80% of maternal and infant deaths are preventable.
Dr. Karima Ladhani is the daughter of immigrants. Her parents moved from India to Uganda. In 1972, Ugandan president Idi Amin expelled Asian minorities. He gave 90 days to leave the country.
Karima’s mother made her way to Canada. Her father was in a refugee camp in Malta before immigrating to Canada. “We can’t take for granted the luxuries and privileges that we have,” she says. “There are people going through things. We have an opportunity and responsibility to help them. Others have helped us. We never know when we could be in that position in the future. It’s our responsibility to society to do our best to uplift all.”
When Karima was in fifteen years old, she volunteered to travel to Chitral Pakistan where she taught English and Science. “It was transformative. It was my first experience of seeing dignity in places we don’t often associate with dignity.”
From Finance to Free Falling
As an undergrad at the University of Waterloo, Karima studied finance. “I thought my goal was to work on the trading floor and to become a trader.” In her fourth year of school, Karima had a chance to work on the trading floor.
“Within two weeks, I realized I hated it. The world I was in was interesting. I always thought I could volunteer on the side. My work and these other interests don’t have to align. But I found it wasn’t sufficiently motivating for me. I decided I had to take drastic change.
“Before I graduated, I emailed every professor. I told them that I have no experience in science. But I have a hunch that there is something in this medical-health field that would be more satisfying for me. Here are the transferrable skills I could bring to the table.
“Only one professor replied to me. When all my friends went on to high-paying jobs, I went on to a minimum wage research assistant job in this small town of Waterloo.
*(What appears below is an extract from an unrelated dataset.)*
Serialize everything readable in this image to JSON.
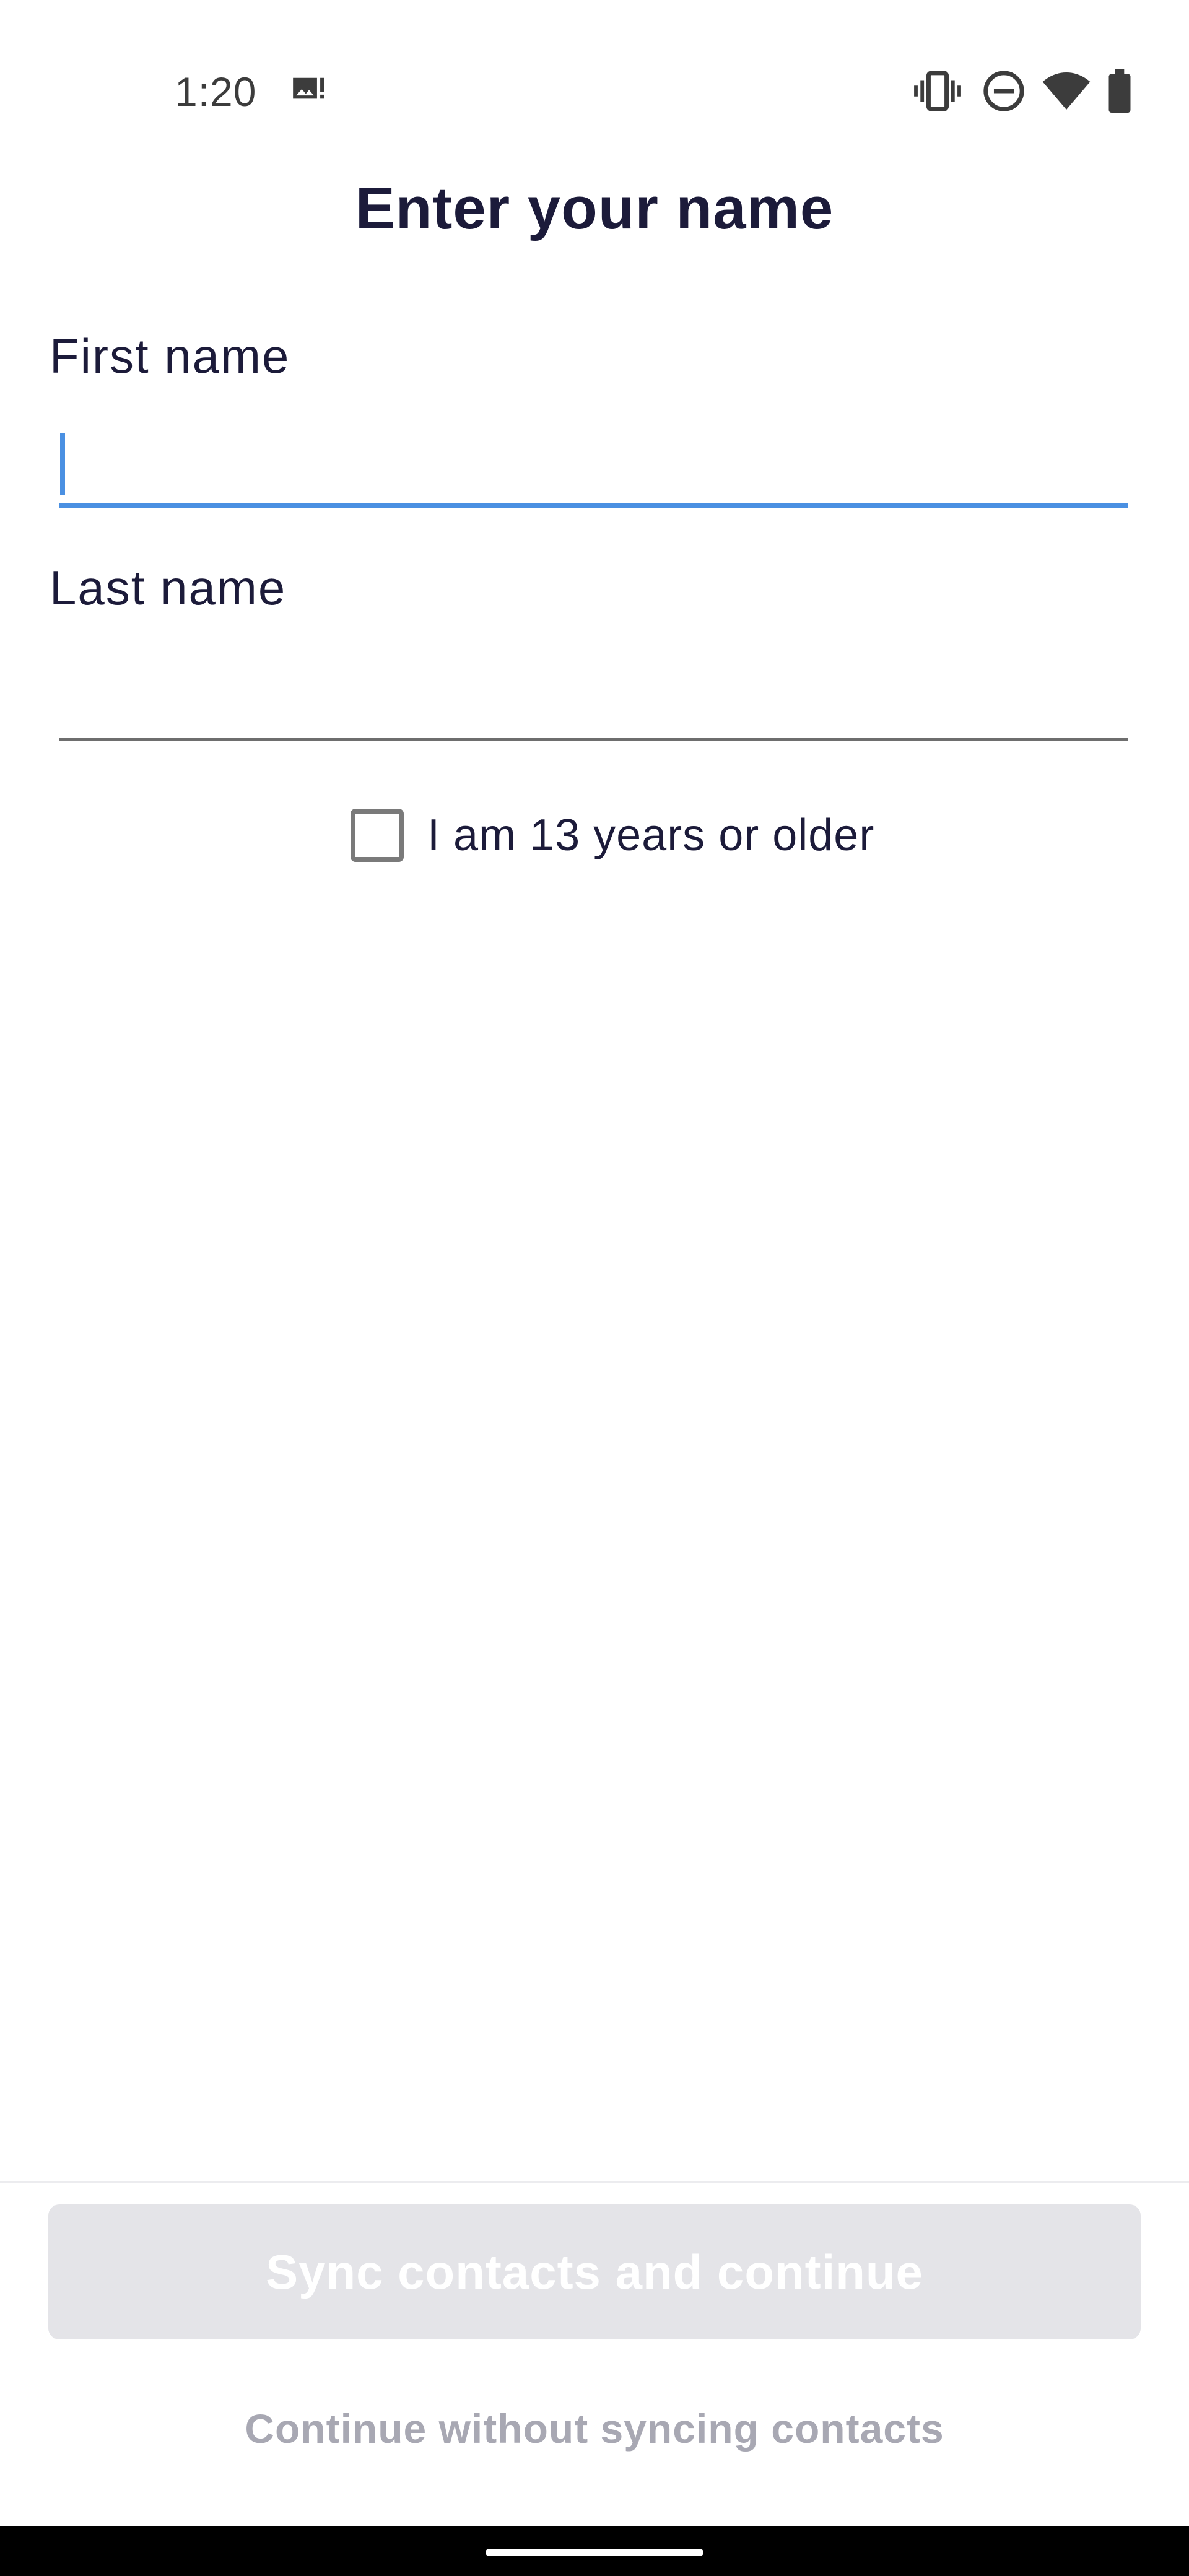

“That’s how I learned about public health. I was exposed to this world of population-level health. Then, I was trying to figure out my next steps. I often call this my free-falling period. I took a risk. I had no idea where I was going to end up. Taking a risk is what allows you to grow. If I continued to know what ground I was going to step on the ground in front of me, I could only land where I expected – what was in the realm of my imagination. But, by free falling, I allowed myself to go beyond that.”
Deepening Her Expertise
It was during this period of exploration that Karima found her journal from her trip to Chitral, when she was 15 years old. “I noticed that I had so many stories in there that related to the health status of women and children.” She noted the disparity in health outcomes based on your place of birth.
Karima decided that, if she was going to pursue work in public health, she should further her education. She completed a master’s degree and PhD in Global Health & Population.
While at Harvard, Karima began to experiment with business models to make a direct impact on the health of underserved women. She used the resources of Harvard i-Lab. The Harvard i-lab is a resource available to students exploring innovation and entrepreneurship. She learned about Human-Centered Design. It was from that experience that Giving Cradle and Barakat Bundle were born.
Giving Cradle and Barakat Bundle
In North America, Giving Cradle provides a safety-certified, eco-friendly bamboo rocking cradle. Families can make a safe choice for their newborn and for a newborn in need.
In South Asia, they provide lifesaving Barakat Bundles. These bundles include a Giving Cradle, evidence based medical items, and health education to families in need.
Karima pitched the idea at the Harvard Business School New Venture Competition. They won enough funding to help them get started.
Today, Karima is the Founder & CEO of Giving Cradle. They sell safety-certified bamboo rocking cradles to families in North America. For every Giving Cradle sold, a mother and newborn in South Asia receive a bundle of needed supplies through Barakat Bundle.
“I think it is unjust that women and newborns continue to die from causes the world has already solved,” Karima says. “80% of maternal and infant deaths are completely preventable. We already have the tools to solve this problem. We just haven’t figured out how to get the items that are needed into the hands of people who need them. If we do get them the needed items, we need to teach them how to use them, and they need to want to use them.”